Meskipun demikian, sentimen pasar global masih dibayangi oleh isu ketidakpastian terkait pergerakan suku bunga internasional. Hal ini menjadi salah satu faktor eksternal yang perlu diwaspadai oleh para pelaku pasar modal saat ini.

Namun, pasar domestik Indonesia menunjukkan tingkat resiliensi yang patut diperhatikan oleh para investor. Resiliensi ini didukung oleh data fundamental ekonomi makro yang positif dari dalam negeri.

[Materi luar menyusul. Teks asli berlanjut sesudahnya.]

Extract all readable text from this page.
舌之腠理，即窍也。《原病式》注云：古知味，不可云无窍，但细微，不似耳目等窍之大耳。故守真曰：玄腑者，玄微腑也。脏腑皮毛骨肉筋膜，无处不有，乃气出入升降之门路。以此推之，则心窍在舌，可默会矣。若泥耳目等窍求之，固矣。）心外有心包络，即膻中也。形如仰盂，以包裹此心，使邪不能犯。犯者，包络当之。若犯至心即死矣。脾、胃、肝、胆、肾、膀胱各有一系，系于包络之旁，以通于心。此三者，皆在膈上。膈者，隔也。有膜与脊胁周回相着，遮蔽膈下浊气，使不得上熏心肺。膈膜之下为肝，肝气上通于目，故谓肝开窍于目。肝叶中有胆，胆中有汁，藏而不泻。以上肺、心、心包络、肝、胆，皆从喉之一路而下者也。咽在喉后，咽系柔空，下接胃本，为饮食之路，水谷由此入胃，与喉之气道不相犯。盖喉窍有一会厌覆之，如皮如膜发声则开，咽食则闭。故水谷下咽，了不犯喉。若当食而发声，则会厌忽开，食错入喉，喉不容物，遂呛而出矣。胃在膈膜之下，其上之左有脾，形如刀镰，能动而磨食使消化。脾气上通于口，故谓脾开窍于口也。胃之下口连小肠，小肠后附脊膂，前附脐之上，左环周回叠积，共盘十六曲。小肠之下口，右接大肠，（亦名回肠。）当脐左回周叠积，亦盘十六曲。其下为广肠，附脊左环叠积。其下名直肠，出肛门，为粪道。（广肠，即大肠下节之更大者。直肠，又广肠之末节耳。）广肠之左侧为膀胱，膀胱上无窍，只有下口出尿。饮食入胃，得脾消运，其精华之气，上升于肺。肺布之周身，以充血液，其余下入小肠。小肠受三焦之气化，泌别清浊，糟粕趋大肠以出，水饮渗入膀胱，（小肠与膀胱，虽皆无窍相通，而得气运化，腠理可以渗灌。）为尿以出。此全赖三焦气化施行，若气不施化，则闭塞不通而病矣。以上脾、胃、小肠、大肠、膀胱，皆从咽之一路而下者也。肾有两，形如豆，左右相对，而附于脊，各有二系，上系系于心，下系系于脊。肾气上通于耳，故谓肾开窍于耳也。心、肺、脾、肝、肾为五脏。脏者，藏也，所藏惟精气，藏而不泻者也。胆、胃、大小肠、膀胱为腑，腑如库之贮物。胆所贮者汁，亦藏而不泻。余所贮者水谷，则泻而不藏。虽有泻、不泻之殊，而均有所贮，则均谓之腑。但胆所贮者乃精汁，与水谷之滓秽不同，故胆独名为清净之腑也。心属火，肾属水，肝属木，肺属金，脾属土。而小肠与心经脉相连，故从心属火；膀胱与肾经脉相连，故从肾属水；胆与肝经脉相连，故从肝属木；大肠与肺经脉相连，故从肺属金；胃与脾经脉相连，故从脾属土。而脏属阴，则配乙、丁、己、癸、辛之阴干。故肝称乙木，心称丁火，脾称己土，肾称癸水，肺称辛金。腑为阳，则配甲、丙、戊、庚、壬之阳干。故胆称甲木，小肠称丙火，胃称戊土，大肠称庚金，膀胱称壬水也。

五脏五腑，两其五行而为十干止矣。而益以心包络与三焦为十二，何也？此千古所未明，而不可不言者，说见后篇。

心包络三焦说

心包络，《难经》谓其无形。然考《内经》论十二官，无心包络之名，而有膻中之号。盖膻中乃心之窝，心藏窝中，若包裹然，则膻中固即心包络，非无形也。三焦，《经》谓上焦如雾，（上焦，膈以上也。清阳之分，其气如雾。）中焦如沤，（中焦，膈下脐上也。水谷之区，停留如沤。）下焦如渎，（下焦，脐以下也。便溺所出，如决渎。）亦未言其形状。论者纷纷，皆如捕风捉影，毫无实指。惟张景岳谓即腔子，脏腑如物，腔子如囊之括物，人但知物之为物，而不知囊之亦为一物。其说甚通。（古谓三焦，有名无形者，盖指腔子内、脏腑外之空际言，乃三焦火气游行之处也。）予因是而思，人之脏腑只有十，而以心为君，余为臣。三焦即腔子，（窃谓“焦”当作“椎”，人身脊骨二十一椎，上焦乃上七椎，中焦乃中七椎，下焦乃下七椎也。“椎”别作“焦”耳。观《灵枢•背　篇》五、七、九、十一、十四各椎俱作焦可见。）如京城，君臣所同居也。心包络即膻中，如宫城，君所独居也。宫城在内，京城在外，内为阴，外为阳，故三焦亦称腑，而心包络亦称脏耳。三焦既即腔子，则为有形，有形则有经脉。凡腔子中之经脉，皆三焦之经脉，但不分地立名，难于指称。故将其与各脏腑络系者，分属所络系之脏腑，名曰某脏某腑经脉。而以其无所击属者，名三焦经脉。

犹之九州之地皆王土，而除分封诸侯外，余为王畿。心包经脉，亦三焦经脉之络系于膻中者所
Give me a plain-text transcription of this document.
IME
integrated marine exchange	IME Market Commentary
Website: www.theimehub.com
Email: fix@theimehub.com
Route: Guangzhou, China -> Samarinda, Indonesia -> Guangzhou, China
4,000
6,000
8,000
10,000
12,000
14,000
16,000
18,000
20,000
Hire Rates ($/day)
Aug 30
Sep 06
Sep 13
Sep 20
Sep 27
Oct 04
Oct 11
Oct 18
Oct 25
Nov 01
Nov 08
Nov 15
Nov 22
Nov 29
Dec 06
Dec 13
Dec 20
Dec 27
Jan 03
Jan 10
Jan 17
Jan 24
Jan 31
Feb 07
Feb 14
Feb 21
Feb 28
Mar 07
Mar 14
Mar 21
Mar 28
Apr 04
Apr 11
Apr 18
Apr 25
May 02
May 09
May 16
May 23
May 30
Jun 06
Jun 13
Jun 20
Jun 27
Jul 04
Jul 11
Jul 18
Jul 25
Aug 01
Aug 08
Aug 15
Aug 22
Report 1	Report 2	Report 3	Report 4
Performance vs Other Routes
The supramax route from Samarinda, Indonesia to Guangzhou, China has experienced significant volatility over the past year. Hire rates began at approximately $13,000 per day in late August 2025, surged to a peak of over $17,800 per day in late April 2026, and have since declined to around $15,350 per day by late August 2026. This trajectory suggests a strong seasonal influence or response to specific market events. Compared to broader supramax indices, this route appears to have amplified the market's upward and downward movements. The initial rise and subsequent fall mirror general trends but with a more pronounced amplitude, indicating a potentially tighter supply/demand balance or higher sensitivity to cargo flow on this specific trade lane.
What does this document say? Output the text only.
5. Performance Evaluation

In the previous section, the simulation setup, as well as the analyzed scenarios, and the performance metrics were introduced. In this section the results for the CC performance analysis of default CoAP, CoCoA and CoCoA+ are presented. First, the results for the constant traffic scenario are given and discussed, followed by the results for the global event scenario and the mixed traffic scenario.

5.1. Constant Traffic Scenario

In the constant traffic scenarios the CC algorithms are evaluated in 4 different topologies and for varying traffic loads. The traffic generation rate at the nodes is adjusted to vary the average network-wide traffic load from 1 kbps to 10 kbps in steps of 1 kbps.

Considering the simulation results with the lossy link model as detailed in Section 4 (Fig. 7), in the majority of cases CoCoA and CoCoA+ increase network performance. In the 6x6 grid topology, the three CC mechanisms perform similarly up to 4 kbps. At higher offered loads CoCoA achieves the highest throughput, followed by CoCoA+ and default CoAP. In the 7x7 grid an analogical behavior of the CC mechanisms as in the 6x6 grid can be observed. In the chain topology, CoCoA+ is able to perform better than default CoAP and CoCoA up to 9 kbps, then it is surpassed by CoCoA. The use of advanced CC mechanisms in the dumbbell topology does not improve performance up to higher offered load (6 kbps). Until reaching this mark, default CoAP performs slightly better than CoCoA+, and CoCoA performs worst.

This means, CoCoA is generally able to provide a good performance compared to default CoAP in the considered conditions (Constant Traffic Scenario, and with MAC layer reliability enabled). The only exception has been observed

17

Dukungan utama bagi pasar domestik datang dari kondisi neraca perdagangan yang tercatat mengalami surplus secara berkelanjutan. Selain itu, optimisme terhadap realisasi belanja pemerintah juga turut memberikan kontribusi positif bagi stabilitas pasar.

Bagi investor yang memiliki orientasi pada Investasi Saham jangka panjang, fase konsolidasi ini dianggap sebagai momen yang sangat krusial. Momen ini ideal dimanfaatkan untuk melakukan penataan ulang portofolio atau rebalancing secara strategis.

Prioritas utama dalam strategi penataan ulang ini adalah mengutamakan pemilihan saham-saham yang memiliki fundamental perusahaan yang sangat kuat dan teruji. Langkah ini diambil sebagai upaya pengamanan dan proteksi aset investasi yang dimiliki.

Fokus utama para analis saat ini adalah mengidentifikasi Emiten Terpercaya yang memiliki kemampuan adaptasi tinggi. Emiten pilihan ini diharapkan mampu bertahan secara efektif dalam menghadapi berbagai kondisi dan gejolak ekonomi yang mungkin terjadi.

Dilansir dari BISNISMARKET.COM, pasar menunjukkan bahwa saat ini adalah waktu yang tepat untuk mengambil langkah aman, yaitu dengan mengamankan portofolio menggunakan saham blue chip yang telah terbukti keandalannya.